Is Three Strikes Being Abandoned in the UK?

Jolie O’Dell at ReadWriteWeb is one of many sources reporting that subscriber disconnection by ISPs on accusation of infringement no longer be part of the implementation of the Digital Economy Bill. The basis for thinking this is so is the response by Downing Street to a petition circulated by the ISP, TalkTalk.

The Register points out you have to read the statement on the Number10 much more closely.

The Bill would require ISPs to write to their customers whose accounts had been identified by a rights holder as having been used for illegal down loading of their material. In the cases of the most serious infringers, if a rights holder obtains a court order, the ISP would have to provide information so that the rights holder can take targeted court action.

We hope these arrangements on their own will secure our aim of a 70% reduction in illegal peer to peer file sharing. If that proves not to be the case, the Bill provides a reserve power obliging an ISP to apply ‘technical measures’ to a customer’s internet account to restrict or prevent illegal sharing. Technical measures might be a band width restriction, a daily downloading limit or, as a last resort, temporary account suspension. A proper independent appeal would be available against application of technical measures.

If I am reading this correctly, the plan is for a notice, followed up by increasingly stiffer measures. The language around those is incredibly fuzzy but I can almost guarantee the effect will be the same. I suspect if the bill is passed with language along these lines, we’ll see court cases between rights holders and ISPs trying to force the issue of “technical measures”.

There is just too little detail for me to believe this is much of an improvement.
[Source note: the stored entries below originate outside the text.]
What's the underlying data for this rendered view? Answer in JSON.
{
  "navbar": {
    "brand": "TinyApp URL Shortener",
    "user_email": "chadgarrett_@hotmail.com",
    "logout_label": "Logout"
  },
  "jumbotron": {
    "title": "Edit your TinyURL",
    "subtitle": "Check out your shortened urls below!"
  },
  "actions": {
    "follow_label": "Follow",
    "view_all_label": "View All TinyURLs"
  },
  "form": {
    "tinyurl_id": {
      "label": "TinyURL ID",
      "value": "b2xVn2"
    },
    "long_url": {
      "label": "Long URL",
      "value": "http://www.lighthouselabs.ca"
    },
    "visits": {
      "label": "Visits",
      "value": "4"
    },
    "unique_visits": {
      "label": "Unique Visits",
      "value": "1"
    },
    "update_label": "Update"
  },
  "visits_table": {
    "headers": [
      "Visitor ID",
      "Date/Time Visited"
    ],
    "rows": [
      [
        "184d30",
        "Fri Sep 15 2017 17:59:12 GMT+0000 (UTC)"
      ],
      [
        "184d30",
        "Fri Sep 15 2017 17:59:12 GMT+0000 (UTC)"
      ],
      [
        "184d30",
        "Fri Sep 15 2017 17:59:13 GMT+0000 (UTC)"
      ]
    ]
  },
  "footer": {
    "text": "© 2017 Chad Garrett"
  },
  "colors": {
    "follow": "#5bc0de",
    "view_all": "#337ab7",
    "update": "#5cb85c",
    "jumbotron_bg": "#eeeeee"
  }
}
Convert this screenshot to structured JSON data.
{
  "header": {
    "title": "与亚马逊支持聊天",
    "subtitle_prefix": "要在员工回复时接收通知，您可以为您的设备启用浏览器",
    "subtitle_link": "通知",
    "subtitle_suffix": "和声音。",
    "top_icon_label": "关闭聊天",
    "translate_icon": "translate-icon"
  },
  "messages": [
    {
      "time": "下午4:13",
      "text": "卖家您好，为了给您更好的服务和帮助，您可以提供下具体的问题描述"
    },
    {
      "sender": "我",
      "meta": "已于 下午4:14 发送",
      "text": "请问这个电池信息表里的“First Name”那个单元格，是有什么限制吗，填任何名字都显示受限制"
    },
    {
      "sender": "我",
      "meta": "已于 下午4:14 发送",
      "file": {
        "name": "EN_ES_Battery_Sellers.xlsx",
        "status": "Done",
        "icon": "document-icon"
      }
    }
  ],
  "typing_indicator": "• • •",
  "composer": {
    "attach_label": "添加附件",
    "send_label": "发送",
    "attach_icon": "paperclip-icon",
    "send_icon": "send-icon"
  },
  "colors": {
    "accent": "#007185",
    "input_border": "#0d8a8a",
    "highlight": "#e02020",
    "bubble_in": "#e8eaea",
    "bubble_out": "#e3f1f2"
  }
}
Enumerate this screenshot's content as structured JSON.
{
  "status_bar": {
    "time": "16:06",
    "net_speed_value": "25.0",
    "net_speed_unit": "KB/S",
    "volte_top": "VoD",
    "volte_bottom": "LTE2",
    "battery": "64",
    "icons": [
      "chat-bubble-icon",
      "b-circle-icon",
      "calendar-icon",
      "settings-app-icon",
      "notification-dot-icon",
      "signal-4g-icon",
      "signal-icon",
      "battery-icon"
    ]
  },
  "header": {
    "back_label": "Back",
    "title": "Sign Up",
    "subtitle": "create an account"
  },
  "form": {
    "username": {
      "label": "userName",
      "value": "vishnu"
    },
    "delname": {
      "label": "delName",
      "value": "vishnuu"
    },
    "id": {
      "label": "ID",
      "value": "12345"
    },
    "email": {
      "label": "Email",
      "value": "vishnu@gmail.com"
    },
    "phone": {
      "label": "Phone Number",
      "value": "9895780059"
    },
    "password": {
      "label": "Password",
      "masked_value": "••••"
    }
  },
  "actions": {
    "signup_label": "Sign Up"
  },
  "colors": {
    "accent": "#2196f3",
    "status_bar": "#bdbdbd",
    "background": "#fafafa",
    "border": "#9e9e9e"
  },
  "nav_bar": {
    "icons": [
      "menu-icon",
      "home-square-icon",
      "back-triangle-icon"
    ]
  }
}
What exactly will be a “proper independent appeal”? Means for re-dressing false claims has been a sore point with precursors of the Digital Economy Bill and this doesn’t appear like it would do much better.

It is also interesting to note that the only mention of judicial interaction is for procuring subscriber data for “targeted court action”. No mention of a court order required for technical measures. It is surprising given how carefully crafted this message is to address, and potentially deflate, very specific concerns that there is nothing that would ease fears of guilt on accusation. Is it that hard to understand that we need oversight for that part of the process even more than the well trod ground of securing subscriber data?